As Inflation Concerns Deepen, Let the REIT One In | ETF Trends

Inflation is seizing the conversation again. September inflation was up to 5.4%, an increase from the 5.3% in August. Labor costs are rising, supply chain issues are jacking up prices, and an energy crisis is causing fuel costs to surge out of control. Many investors are looking for a way to button up their portfolios to withstand what could be a longer than anticipated inflationary period.

There are many classic inflation hedges, but REITs marry two great inflation blunting superpowers: dividends and real estate.

Dividends operate as inflation protection because they tend to outpace inflation. Companies will be paying out dividends with goods they are selling for market value, so if the prices of those products surge, so too do the dividends. Because dividends are often looked at as a sign of financial health, companies have plenty of incentive to keep their rates ahead of inflation. This is why dividend growth ETFs like SmartETFs Dividend Builder ETF (DIVS) are useful to have in your back pocket.

Real estate is another critical hedge against inflation. Property values skyrocket in times of high inflation. As companies go to build new buildings, the price of the materials needed for the construction increase, driving the value up further. That same increase in material prices also drives up the value of existing buildings, as more expensive construction means that buildings that already exist have greater value. Rents soar to meet market demand, further driving up the value of real estate.
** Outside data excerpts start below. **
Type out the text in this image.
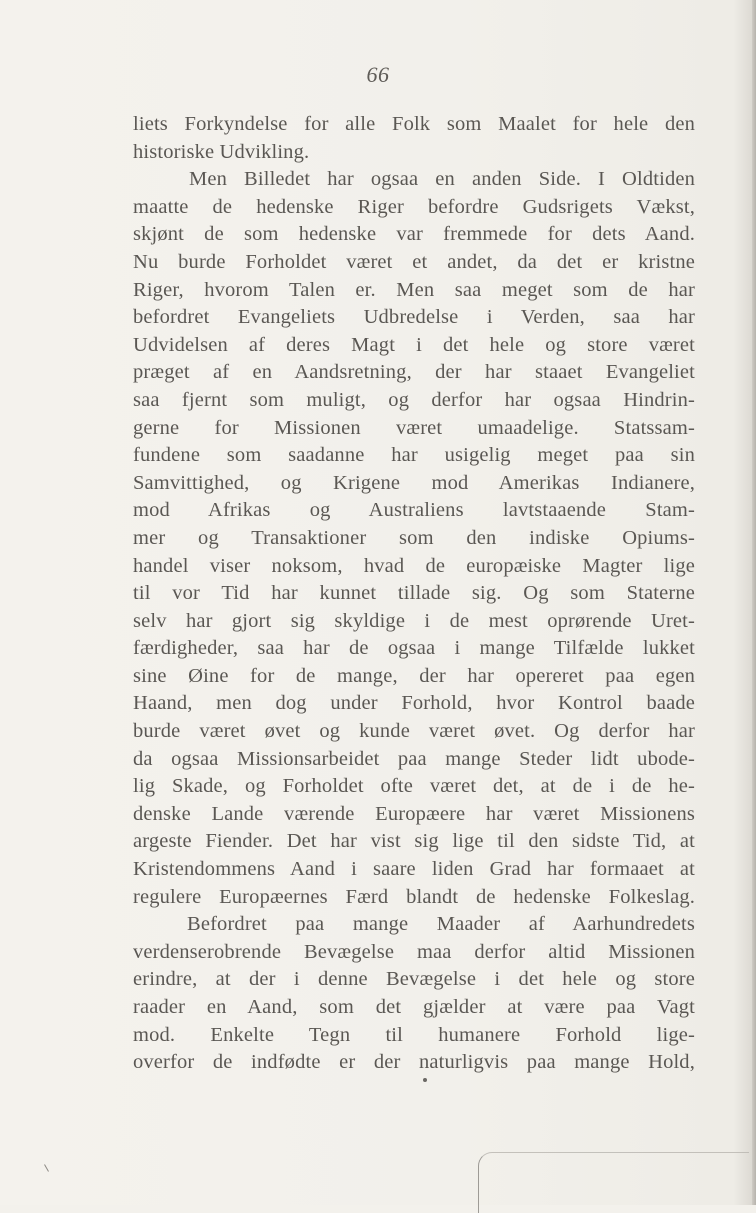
66
liets Forkyndelse for alle Folk som Maalet for hele den
historiske Udvikling.
Men Billedet har ogsaa en anden Side. I Oldtiden
maatte de hedenske Riger befordre Gudsrigets Vækst,
skjønt de som hedenske var fremmede for dets Aand.
Nu burde Forholdet været et andet, da det er kristne
Riger, hvorom Talen er. Men saa meget som de har
befordret Evangeliets Udbredelse i Verden, saa har
Udvidelsen af deres Magt i det hele og store været
præget af en Aandsretning, der har staaet Evangeliet
saa fjernt som muligt, og derfor har ogsaa Hindrin-
gerne for Missionen været umaadelige. Statssam-
fundene som saadanne har usigelig meget paa sin
Samvittighed, og Krigene mod Amerikas Indianere,
mod Afrikas og Australiens lavtstaaende Stam-
mer og Transaktioner som den indiske Opiums-
handel viser noksom, hvad de europæiske Magter lige
til vor Tid har kunnet tillade sig. Og som Staterne
selv har gjort sig skyldige i de mest oprørende Uret-
færdigheder, saa har de ogsaa i mange Tilfælde lukket
sine Øine for de mange, der har opereret paa egen
Haand, men dog under Forhold, hvor Kontrol baade
burde været øvet og kunde været øvet. Og derfor har
da ogsaa Missionsarbeidet paa mange Steder lidt ubode-
lig Skade, og Forholdet ofte været det, at de i de he-
denske Lande værende Europæere har været Missionens
argeste Fiender. Det har vist sig lige til den sidste Tid, at
Kristendommens Aand i saare liden Grad har formaaet at
regulere Europæernes Færd blandt de hedenske Folkeslag.
Befordret paa mange Maader af Aarhundredets
verdenserobrende Bevægelse maa derfor altid Missionen
erindre, at der i denne Bevægelse i det hele og store
raader en Aand, som det gjælder at være paa Vagt
mod. Enkelte Tegn til humanere Forhold lige-
overfor de indfødte er der naturligvis paa mange Hold,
This in turn creates more competition for tenants, because the high value of real estate means that more people and companies are seeking to rent rather than own their property.
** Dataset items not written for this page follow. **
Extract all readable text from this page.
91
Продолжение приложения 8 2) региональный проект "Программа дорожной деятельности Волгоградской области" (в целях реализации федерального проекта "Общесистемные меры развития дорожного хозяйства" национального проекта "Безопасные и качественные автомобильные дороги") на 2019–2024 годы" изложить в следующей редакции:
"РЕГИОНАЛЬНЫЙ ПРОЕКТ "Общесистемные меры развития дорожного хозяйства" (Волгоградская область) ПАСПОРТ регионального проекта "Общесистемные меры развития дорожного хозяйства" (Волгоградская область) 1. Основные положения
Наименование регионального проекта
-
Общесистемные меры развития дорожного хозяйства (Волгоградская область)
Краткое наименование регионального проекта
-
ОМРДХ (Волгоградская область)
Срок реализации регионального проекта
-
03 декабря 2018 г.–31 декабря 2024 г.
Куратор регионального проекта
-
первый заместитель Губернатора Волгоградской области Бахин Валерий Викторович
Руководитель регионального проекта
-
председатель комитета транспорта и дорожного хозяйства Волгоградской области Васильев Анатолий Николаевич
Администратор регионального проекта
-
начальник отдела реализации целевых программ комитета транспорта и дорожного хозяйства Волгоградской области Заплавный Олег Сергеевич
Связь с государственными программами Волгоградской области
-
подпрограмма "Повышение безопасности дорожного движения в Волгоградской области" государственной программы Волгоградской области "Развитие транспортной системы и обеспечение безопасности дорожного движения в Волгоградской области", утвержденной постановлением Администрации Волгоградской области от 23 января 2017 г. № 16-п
REITs Are the Ultimate Inflation Shield  

REITS combine dividends with real estate, making them a vital component of any portfolio hoping to navigate inflationary periods. Because REITs are required to dole out 90% of their earnings as dividends, they tend to be investing income superstars. Merge that with the fact that the these companies are invested in real estate — an inflation hedge itself — and you can see why REIT ETFs like the Vanguard Real Estate ETF (VNQ), the VanEck Mortgage REIT Income ETF (MORT), or the iShares Mortgage Real Estate ETF (REM) can keep a portfolio thriving even through the hardest inflationary stretches.